Pense bem: consegue mesmo perceber experiências internas pelas quais nunca passou? A compulsão tirânica que faz com que alguém tenha de verificar 30 vezes seguidas se deixou a porta fechada? Uma dor crónica de costas? Uma depressão forte que o inunde de pensamentos constantes negros, irrealistas no seu pendor trágico? A aflição de se saber a passar uma ponte e imaginar que se vai sentir mal e perder o controlo? No máximo, estamos equipados para nos conectar empaticamente com os outros seres humanos e ressoar com eles nas experiências comuns que nos são mais ou menos conhecidas, latitudes que atravessámos nalgum ponto da nossa vida.
E na incompreensão residem explicações privadas para a manutenção dos problemas e todas elas acabam por transmitir uma ideia de culpa e lassidão pessoal. “Vá, acalma-te!”, significa que isso está sob o controlo voluntário de quem se encontra dominado pela ativação nervosa. “Vá, anima-te!”, significa que é suposto ligar um qualquer botão de bem-estar apenas porque se decide fazê-lo. Por isso, quem não se sente bem acaba, com uma frequência indesejável, por se recolher no secretismo e, mesmo, no ressentimento e mágoa por se saber incompreendido.
Enquanto que pouco conseguimos fazer para nos confortar quando aqueles que nos rodeiam não entendem, quando é a nós que toca a necessidade de entendermos o outro, podemos todos tentar espreitadelas empáticas para dentro da pele de quem passa por situações que não nos são familiares e assim contribuir, em muito, pelo seu bem-estar. Deixo-lhe alguns pontos cardinais orientadores:
- Esqueça todos os pressupostos e preconceitos e seja um curioso compassivo. Pergunte e pergunte, porque perguntar não ofende! Esforce-se por obter uma imagem que lhe faça sentido do como, quanto, quando e onde.
- Ao escutar, deixe que o seu cérebro percorra as suas próprias experiências pessoais, tentando encontrar pontos de semelhança. Afinal, qualquer vivência situa-se numa linha de continuidade comum – por exemplo, até num caso extremo de uma alucinação é possível encontrarmos semelhança com todas aquelas vezes em que achámos que ouvimos um som que, de facto, não existiu ou nos pareceu ver algo que não estava lá.
- Reformule e devolva. Ao escutar, vá tentando colocar nas suas próprias palavras, usando as suas analogias e os seus exemplos num esforço de validação com o outro, a propósito daquilo que está a conseguir entender.

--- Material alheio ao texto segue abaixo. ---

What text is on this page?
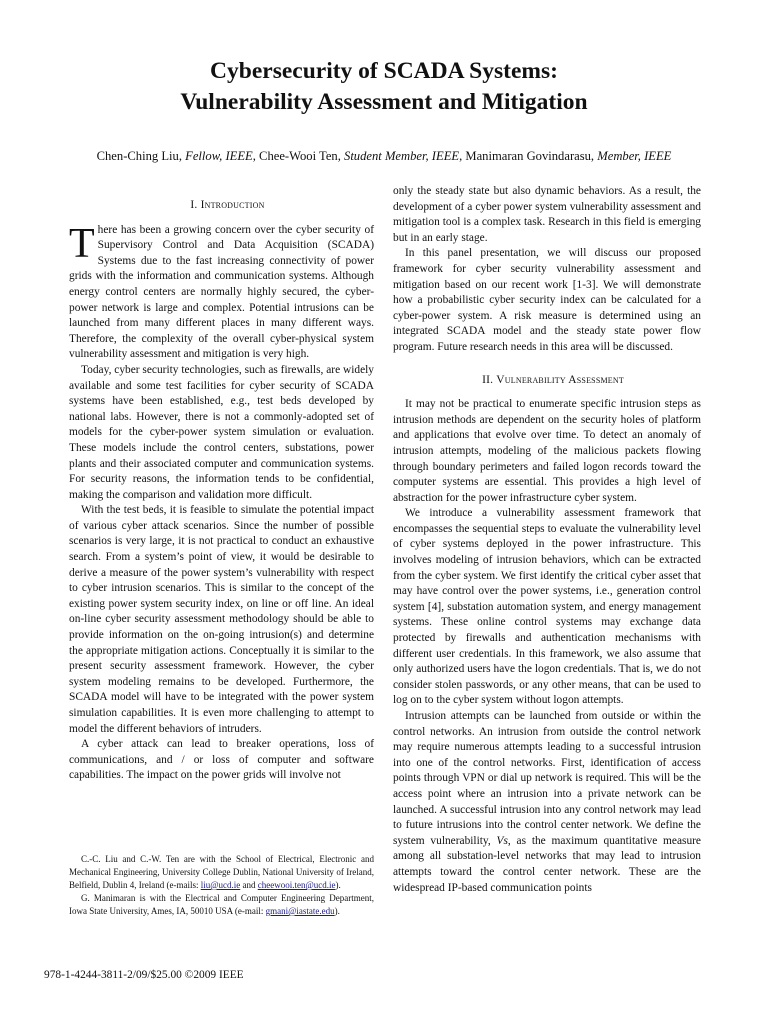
Cybersecurity of SCADA Systems:
Vulnerability Assessment and Mitigation
Chen-Ching Liu, Fellow, IEEE, Chee-Wooi Ten, Student Member, IEEE, Manimaran Govindarasu, Member, IEEE

I. Introduction

There has been a growing concern over the cyber security of Supervisory Control and Data Acquisition (SCADA) Systems due to the fast increasing connectivity of power grids with the information and communication systems. Although energy control centers are normally highly secured, the cyber-power network is large and complex. Potential intrusions can be launched from many different places in many different ways. Therefore, the complexity of the overall cyber-physical system vulnerability assessment and mitigation is very high.

Today, cyber security technologies, such as firewalls, are widely available and some test facilities for cyber security of SCADA systems have been established, e.g., test beds developed by national labs. However, there is not a commonly-adopted set of models for the cyber-power system simulation or evaluation. These models include the control centers, substations, power plants and their associated computer and communication systems. For security reasons, the information tends to be confidential, making the comparison and validation more difficult.

With the test beds, it is feasible to simulate the potential impact of various cyber attack scenarios. Since the number of possible scenarios is very large, it is not practical to conduct an exhaustive search. From a system’s point of view, it would be desirable to derive a measure of the power system’s vulnerability with respect to cyber intrusion scenarios. This is similar to the concept of the existing power system security index, on line or off line. An ideal on-line cyber security assessment methodology should be able to provide information on the on-going intrusion(s) and determine the appropriate mitigation actions. Conceptually it is similar to the present security assessment framework. However, the cyber system modeling remains to be developed. Furthermore, the SCADA model will have to be integrated with the power system simulation capabilities. It is even more challenging to attempt to model the different behaviors of intruders.

A cyber attack can lead to breaker operations, loss of communications, and / or loss of computer and software capabilities. The impact on the power grids will involve not

only the steady state but also dynamic behaviors. As a result, the development of a cyber power system vulnerability assessment and mitigation tool is a complex task. Research in this field is emerging but in an early stage.

In this panel presentation, we will discuss our proposed framework for cyber security vulnerability assessment and mitigation based on our recent work [1-3]. We will demonstrate how a probabilistic cyber security index can be calculated for a cyber-power system. A risk measure is determined using an integrated SCADA model and the steady state power flow program. Future research needs in this area will be discussed.

II. Vulnerability Assessment

It may not be practical to enumerate specific intrusion steps as intrusion methods are dependent on the security holes of platform and applications that evolve over time. To detect an anomaly of intrusion attempts, modeling of the malicious packets flowing through boundary perimeters and failed logon records toward the computer systems are essential. This provides a high level of abstraction for the power infrastructure cyber system.

We introduce a vulnerability assessment framework that encompasses the sequential steps to evaluate the vulnerability level of cyber systems deployed in the power infrastructure. This involves modeling of intrusion behaviors, which can be extracted from the cyber system. We first identify the critical cyber asset that may have control over the power systems, i.e., generation control system [4], substation automation system, and energy management systems. These online control systems may exchange data protected by firewalls and authentication mechanisms with different user credentials. In this framework, we also assume that only authorized users have the logon credentials. That is, we do not consider stolen passwords, or any other means, that can be used to log on to the cyber system without logon attempts.

Intrusion attempts can be launched from outside or within the control networks. An intrusion from outside the control network may require numerous attempts leading to a successful intrusion into one of the control networks. First, identification of access points through VPN or dial up network is required. This will be the access point where an intrusion into a private network can be launched. A successful intrusion into any control network may lead to future intrusions into the control center network. We define the system vulnerability, Vs, as the maximum quantitative measure among all substation-level networks that may lead to intrusion attempts toward the control center network. These are the widespread IP-based communication points

C.-C. Liu and C.-W. Ten are with the School of Electrical, Electronic and Mechanical Engineering, University College Dublin, National University of Ireland, Belfield, Dublin 4, Ireland (e-mails: liu@ucd.ie and cheewooi.ten@ucd.ie).

G. Manimaran is with the Electrical and Computer Engineering Department, Iowa State University, Ames, IA, 50010 USA (e-mail: gmani@iastate.edu).

978-1-4244-3811-2/09/$25.00 ©2009 IEEE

- Refreie o impulso humano de dar conselhos; os conselhos são bons, naturalmente, mas implicam que quem os dá saiba mais do que quem recebe… As boas-intenções nem sempre são úteis…
- Permita-se sentir e demonstrar o afecto que o liga ao seu interlocutor. A afectividade é a ponte que nos permite ultrapassar diferenças com os outros. Quando tudo falha, um sorriso, uma mão no ombro ou um abraço estão lá para dizer “Mesmo que eu não perceba, estou contigo”.
O isolamento a que a nossa pele nos parece destinar, separando-nos dos outros, pode ser superado com o reconhecimento de que a compreensão exige algum trabalho aventureiro de descoberta. Haja vontade!
“Se não sais de ti, não chegas a saber quem és” (também Saramago).